ГЛАВА 16
После ухода Птицелова я дотемна возилась в огороде, пользуясь сухой погодой. До наступления заморозков надо было успеть убрать небольшие посадки репы и моркови. Я внимательно перебирала корнеплоды – целые пойдут на хранение, а поврежденные следовало съесть в первую очередь или нарезать и засушить на печке. Ругнувшись беззлобно, я отбросила подальше мышиный трупик. Кто-то из кошек решил меня порадовать. С наступлением холодов мыши начинали лезть с полей в дом, сараи, сеновал и навозные кучи. Даже такое изобилие кошек как у меня не могло полностью их отпугнуть.

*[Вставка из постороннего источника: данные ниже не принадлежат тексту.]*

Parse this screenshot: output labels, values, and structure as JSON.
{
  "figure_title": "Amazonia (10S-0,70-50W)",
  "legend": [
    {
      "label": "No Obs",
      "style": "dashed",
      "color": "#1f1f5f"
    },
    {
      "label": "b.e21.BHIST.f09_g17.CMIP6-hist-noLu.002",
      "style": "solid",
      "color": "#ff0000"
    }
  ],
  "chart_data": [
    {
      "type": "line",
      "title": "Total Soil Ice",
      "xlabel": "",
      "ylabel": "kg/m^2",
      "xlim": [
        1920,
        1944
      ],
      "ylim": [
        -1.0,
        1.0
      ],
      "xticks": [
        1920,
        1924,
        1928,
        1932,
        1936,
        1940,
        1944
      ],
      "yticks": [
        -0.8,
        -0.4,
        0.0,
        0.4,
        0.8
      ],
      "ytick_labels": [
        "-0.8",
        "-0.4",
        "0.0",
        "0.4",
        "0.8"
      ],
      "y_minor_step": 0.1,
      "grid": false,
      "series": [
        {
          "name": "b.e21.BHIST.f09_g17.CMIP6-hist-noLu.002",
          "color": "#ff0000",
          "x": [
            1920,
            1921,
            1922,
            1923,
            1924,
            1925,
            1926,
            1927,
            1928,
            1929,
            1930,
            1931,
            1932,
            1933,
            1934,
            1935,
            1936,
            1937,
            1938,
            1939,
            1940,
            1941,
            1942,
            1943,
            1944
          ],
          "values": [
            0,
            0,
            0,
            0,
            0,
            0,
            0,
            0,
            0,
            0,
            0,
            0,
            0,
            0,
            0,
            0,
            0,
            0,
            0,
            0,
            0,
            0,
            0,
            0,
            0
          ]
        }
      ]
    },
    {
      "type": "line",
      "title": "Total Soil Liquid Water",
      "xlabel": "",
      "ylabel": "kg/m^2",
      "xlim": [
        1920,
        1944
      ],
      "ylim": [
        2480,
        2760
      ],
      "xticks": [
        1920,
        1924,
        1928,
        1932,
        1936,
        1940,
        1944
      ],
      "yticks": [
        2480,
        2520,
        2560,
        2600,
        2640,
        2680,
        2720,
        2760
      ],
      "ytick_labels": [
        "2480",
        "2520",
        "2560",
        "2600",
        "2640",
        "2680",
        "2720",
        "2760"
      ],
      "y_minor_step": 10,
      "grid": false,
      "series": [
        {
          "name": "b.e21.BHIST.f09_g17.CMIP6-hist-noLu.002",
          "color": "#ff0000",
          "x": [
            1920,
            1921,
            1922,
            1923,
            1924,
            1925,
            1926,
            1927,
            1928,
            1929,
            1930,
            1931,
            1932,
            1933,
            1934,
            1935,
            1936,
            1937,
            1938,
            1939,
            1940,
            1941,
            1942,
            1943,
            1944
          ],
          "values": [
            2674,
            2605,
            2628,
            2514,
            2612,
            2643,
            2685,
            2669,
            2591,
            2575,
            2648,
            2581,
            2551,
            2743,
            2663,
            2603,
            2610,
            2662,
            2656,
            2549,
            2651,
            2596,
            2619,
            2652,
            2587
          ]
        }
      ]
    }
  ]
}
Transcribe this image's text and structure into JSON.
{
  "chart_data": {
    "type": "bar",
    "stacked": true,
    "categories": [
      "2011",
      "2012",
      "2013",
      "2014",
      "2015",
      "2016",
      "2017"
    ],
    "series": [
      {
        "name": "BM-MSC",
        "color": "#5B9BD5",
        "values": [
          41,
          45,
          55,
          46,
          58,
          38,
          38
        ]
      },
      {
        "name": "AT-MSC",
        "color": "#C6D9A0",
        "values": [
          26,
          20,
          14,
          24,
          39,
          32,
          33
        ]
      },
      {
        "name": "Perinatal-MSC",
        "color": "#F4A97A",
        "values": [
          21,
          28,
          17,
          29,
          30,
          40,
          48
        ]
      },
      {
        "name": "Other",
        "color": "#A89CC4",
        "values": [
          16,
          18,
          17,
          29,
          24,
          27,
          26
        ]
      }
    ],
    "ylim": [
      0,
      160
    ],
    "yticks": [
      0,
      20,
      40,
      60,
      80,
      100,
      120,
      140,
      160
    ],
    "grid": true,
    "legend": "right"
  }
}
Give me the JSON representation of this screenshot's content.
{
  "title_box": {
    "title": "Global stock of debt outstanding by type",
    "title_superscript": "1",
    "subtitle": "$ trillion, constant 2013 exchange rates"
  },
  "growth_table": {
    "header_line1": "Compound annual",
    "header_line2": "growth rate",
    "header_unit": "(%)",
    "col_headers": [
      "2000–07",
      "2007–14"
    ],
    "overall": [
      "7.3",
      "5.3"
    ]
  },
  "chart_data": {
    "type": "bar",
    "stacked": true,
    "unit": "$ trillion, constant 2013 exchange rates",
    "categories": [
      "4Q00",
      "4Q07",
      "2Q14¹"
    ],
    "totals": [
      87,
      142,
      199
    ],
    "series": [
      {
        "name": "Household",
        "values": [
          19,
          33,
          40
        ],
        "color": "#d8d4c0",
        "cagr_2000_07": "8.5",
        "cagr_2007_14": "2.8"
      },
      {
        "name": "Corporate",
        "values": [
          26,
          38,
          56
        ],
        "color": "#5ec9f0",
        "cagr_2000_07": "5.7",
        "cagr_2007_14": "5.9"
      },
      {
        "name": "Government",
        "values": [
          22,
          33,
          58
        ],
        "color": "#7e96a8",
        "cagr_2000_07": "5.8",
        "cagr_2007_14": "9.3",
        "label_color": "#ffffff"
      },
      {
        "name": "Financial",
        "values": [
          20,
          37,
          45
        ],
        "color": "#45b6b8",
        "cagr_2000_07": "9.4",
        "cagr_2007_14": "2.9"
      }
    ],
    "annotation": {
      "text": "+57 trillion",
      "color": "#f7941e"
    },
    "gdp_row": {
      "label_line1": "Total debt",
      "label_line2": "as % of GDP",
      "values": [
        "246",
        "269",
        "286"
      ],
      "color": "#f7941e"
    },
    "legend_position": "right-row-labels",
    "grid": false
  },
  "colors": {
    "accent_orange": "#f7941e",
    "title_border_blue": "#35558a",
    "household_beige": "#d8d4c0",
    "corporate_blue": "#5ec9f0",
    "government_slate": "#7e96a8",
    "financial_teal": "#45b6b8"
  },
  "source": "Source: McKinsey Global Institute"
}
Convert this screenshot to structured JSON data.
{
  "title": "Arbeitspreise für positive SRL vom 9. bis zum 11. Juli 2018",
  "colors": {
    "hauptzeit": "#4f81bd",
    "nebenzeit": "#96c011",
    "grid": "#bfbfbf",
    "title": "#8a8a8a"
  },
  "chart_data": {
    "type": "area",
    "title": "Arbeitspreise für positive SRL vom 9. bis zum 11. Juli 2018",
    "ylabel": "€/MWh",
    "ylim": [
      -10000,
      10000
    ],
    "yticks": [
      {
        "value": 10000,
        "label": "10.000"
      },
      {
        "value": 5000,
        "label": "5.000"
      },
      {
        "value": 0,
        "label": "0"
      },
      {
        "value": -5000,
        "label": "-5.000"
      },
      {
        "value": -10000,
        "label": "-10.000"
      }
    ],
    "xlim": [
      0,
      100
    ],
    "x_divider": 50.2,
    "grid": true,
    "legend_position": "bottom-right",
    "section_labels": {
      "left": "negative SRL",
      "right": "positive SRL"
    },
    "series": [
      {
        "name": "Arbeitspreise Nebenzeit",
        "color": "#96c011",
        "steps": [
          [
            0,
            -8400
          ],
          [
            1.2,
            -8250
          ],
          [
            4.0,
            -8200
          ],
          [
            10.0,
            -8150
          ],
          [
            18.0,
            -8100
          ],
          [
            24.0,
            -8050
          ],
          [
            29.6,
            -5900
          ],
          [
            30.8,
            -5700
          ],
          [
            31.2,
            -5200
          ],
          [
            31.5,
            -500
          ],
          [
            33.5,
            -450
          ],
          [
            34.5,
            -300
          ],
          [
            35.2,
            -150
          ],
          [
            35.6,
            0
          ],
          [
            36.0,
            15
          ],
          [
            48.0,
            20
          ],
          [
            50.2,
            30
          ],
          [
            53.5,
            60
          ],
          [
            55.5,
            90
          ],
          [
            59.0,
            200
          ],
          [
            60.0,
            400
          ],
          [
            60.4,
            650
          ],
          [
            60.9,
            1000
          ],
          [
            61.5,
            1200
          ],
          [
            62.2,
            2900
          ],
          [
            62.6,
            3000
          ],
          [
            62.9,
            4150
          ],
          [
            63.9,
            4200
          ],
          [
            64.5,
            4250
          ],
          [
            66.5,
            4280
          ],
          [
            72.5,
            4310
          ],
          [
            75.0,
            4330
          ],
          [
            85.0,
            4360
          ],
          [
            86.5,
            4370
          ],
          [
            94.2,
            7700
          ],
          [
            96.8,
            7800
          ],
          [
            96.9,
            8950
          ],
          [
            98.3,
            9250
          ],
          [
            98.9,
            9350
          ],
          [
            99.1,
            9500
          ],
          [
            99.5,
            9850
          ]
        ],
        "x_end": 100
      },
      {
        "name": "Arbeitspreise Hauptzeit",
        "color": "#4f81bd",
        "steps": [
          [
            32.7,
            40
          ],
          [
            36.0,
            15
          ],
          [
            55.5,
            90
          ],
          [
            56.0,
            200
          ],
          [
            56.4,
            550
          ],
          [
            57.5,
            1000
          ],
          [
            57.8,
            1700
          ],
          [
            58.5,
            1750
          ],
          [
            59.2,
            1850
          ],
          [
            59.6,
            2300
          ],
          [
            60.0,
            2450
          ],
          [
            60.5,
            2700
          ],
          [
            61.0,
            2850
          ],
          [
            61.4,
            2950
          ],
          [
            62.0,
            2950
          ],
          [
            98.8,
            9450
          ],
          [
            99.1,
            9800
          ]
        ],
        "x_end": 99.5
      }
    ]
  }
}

Мои пушистые мышеловы ходили сытые и частенько баловались, притаскивая домой не мёртвую, а полузадушенную мышь – поиграть. Руки ужасно мерзли, но ковыряться в земле мне нравилось. Я кое-что знала про севооборот и удобрение почвы, и огородик чаще радовал меня, чем расстраивал. Но сегодня я чувствовала необычную усталость, словно не грядки копала, а ведра в баню таскала. К вечеру навалилась головная боль, и я легла, задав побольше корма скотине.
Утром стало ясно – подхватила грипп или что-то вроде того: все тело ломило. Озноб и слабость не проходили. Налить воды козам и птице стало задачей почти не выполнимой. Слезящимися воспаленными глазами я всматривалась вдаль – не идёт ли кто по тропе. Малодушно мечтая о помощи, умом понимала, что ждать её неоткуда.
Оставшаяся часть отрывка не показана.